# Squealing Belt?



## Bvogt (Dec 19, 2021)

Could be, or a bad bearing in one of the belt driven components. Open the hood with it running and take a look at all the pulleys. One may have an obvious “wobble” in it, sometimes not so obvious. No alternator issues or anything like that? Something that may suggest one of those belt driven components is bad?

You can always swap out the belt and tensioner and see if it goes away, seems a bit too new for
a bad belt by todays standards though. How many miles?

yes, the belt is on the passenger side


----------



## Valpo Cruze (Feb 23, 2014)

Squeal, chirp, or whistle? Does it do it at an idle? Turn the AC off and see if that changes it.

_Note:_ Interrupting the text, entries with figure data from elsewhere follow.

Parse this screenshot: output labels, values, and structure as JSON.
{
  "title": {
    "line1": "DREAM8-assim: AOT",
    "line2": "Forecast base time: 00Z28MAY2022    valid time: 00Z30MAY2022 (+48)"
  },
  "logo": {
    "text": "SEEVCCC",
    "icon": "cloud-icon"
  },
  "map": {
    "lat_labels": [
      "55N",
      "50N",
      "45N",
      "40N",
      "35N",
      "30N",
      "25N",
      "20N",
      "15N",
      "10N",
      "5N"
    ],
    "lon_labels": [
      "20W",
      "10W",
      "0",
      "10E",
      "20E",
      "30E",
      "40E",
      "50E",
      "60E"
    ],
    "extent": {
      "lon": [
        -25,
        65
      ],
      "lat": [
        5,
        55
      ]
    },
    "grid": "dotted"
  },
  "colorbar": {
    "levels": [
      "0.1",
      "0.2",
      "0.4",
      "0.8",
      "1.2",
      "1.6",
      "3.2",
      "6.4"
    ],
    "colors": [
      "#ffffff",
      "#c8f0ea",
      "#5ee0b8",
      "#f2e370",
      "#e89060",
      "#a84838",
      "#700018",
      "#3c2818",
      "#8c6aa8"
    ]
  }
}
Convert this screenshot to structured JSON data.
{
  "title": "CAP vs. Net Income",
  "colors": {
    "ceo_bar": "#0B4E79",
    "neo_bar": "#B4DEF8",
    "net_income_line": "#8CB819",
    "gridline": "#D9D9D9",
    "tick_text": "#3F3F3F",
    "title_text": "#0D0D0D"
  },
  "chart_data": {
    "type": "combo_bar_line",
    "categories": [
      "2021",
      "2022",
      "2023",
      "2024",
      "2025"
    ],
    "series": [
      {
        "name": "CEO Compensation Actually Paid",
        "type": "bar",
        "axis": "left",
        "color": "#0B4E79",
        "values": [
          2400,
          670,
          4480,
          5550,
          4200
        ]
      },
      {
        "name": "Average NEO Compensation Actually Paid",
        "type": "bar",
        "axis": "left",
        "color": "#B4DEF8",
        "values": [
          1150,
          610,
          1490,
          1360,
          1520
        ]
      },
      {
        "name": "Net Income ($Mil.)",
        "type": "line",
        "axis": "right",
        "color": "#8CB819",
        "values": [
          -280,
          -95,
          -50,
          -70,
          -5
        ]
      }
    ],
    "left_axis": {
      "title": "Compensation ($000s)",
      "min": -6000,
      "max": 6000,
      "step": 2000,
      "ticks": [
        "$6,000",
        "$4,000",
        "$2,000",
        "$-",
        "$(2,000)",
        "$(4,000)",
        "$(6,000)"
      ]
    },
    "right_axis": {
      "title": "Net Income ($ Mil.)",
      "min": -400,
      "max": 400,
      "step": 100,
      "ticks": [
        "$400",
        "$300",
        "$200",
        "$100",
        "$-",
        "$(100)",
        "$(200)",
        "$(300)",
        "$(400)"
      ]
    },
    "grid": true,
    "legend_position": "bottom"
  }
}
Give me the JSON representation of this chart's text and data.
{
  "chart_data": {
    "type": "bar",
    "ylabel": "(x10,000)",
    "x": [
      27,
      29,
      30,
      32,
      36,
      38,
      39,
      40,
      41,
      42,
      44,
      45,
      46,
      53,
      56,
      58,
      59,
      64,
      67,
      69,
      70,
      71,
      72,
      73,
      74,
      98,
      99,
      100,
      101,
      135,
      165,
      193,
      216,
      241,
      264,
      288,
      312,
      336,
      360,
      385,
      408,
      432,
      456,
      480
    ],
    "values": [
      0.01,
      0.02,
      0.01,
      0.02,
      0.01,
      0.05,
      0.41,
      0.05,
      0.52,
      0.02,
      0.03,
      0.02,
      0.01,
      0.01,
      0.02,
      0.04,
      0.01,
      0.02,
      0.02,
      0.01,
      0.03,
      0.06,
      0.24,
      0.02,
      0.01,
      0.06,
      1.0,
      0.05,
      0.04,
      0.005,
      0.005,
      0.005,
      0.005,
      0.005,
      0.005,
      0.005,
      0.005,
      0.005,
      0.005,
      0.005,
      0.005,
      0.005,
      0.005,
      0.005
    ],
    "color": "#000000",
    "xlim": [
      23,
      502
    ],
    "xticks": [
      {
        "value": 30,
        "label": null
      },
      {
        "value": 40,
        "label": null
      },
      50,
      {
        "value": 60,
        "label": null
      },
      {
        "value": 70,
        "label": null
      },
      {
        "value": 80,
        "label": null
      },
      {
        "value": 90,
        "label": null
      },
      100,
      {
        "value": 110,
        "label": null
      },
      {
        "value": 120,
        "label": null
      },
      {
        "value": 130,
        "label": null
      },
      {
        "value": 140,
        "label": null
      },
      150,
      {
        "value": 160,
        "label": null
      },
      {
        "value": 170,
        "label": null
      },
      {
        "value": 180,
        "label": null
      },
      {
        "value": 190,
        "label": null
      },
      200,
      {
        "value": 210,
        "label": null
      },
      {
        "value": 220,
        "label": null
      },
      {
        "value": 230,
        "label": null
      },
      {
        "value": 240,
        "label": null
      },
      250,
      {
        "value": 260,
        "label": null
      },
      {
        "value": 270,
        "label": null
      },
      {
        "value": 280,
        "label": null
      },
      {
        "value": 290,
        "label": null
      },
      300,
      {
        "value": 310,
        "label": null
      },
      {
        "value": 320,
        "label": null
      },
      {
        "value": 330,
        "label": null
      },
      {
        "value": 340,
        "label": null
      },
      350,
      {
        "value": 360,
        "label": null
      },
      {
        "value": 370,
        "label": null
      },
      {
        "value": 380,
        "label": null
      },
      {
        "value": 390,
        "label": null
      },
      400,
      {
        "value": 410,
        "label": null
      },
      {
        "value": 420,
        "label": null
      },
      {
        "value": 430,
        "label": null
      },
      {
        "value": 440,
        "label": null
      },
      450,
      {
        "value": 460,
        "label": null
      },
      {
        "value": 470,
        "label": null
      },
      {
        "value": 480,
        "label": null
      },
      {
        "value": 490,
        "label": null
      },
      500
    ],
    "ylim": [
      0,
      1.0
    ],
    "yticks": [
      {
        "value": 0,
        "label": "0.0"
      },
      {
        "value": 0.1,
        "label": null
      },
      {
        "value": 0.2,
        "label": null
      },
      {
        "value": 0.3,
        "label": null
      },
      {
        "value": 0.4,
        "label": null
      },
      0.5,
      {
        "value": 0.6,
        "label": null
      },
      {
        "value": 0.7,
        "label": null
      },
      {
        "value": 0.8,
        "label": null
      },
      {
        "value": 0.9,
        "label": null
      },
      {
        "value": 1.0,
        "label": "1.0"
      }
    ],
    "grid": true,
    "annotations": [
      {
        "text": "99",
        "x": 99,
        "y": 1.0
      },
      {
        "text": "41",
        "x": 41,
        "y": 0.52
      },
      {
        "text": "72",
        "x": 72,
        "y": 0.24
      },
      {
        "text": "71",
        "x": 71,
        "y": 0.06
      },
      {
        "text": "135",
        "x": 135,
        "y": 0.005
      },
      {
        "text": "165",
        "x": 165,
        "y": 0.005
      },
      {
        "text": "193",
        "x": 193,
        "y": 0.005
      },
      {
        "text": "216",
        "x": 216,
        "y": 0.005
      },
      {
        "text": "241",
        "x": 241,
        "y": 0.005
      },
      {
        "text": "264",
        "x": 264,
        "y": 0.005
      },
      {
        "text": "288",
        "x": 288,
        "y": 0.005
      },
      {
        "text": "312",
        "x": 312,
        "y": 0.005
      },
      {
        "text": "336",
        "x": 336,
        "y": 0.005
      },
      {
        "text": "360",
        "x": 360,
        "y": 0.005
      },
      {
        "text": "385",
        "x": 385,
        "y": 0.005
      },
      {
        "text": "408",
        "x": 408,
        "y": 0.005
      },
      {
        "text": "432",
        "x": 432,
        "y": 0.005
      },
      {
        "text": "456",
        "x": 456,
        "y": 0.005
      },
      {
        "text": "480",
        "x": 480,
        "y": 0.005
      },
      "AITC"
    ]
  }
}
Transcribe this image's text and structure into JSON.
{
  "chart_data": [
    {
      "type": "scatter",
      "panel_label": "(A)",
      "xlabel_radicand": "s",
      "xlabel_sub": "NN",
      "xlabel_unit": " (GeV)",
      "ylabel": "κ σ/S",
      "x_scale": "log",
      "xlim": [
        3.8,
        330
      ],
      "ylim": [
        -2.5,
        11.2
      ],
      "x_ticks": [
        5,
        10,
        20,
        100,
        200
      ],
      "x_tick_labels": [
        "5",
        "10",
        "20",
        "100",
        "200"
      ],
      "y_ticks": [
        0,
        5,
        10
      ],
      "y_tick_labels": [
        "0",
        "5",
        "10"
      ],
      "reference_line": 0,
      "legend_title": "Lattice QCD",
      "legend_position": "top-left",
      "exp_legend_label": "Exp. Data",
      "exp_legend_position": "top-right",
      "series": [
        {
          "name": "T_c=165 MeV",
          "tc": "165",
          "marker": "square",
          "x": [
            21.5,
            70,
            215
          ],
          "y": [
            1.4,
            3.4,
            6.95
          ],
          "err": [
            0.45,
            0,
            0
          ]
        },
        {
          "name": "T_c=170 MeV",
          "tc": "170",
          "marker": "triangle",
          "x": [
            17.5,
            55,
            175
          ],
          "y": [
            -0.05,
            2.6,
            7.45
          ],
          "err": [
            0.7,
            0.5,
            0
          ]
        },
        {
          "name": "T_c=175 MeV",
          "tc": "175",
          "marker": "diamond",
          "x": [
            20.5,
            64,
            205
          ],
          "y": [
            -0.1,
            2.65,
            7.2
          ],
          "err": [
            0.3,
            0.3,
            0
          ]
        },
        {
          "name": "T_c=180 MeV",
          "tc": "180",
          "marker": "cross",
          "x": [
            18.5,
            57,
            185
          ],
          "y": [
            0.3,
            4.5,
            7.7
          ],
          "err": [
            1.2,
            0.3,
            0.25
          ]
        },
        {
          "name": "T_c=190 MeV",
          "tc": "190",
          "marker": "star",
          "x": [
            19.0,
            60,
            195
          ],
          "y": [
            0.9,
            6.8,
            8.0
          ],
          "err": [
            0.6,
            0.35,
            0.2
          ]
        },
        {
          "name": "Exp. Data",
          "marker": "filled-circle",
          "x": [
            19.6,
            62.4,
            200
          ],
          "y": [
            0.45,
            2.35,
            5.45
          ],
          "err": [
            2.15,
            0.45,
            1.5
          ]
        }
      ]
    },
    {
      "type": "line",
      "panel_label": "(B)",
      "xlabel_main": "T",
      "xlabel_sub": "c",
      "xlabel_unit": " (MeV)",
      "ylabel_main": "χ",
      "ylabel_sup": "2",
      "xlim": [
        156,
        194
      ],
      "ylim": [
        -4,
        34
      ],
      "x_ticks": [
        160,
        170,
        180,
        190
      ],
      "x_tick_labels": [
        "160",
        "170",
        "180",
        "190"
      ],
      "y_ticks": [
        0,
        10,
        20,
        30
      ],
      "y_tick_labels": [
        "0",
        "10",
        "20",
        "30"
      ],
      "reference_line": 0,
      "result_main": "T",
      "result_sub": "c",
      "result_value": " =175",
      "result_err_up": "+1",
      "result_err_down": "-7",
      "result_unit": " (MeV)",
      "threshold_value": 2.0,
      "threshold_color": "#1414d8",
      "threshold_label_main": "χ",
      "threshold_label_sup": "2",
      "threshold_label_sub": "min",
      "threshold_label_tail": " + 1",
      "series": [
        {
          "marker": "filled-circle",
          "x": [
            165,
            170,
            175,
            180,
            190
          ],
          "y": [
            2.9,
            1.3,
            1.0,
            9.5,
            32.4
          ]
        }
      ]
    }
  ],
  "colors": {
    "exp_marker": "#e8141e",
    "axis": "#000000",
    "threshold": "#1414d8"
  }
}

squeal is likely a bearing making noise or the belt but unless the tensioner has failed the belt should be fine. You can easily get 150,000 miles from a serpentine belt.

A chirp or whistle is probably NOT a belt. Recently I had a whistle/chirp in our 2011 and it was loose spark plugs. #2 and #3 were loose


----------



## jblackburn (Apr 14, 2012)

If the belts squealing, the belt itself is probably shot from slipping by now. But you’d need to find the root cause first.

I’m pretty sure the belt tensioner on mine needs to be replaced. It’s bobbing around a bit and chirps at idle.


----------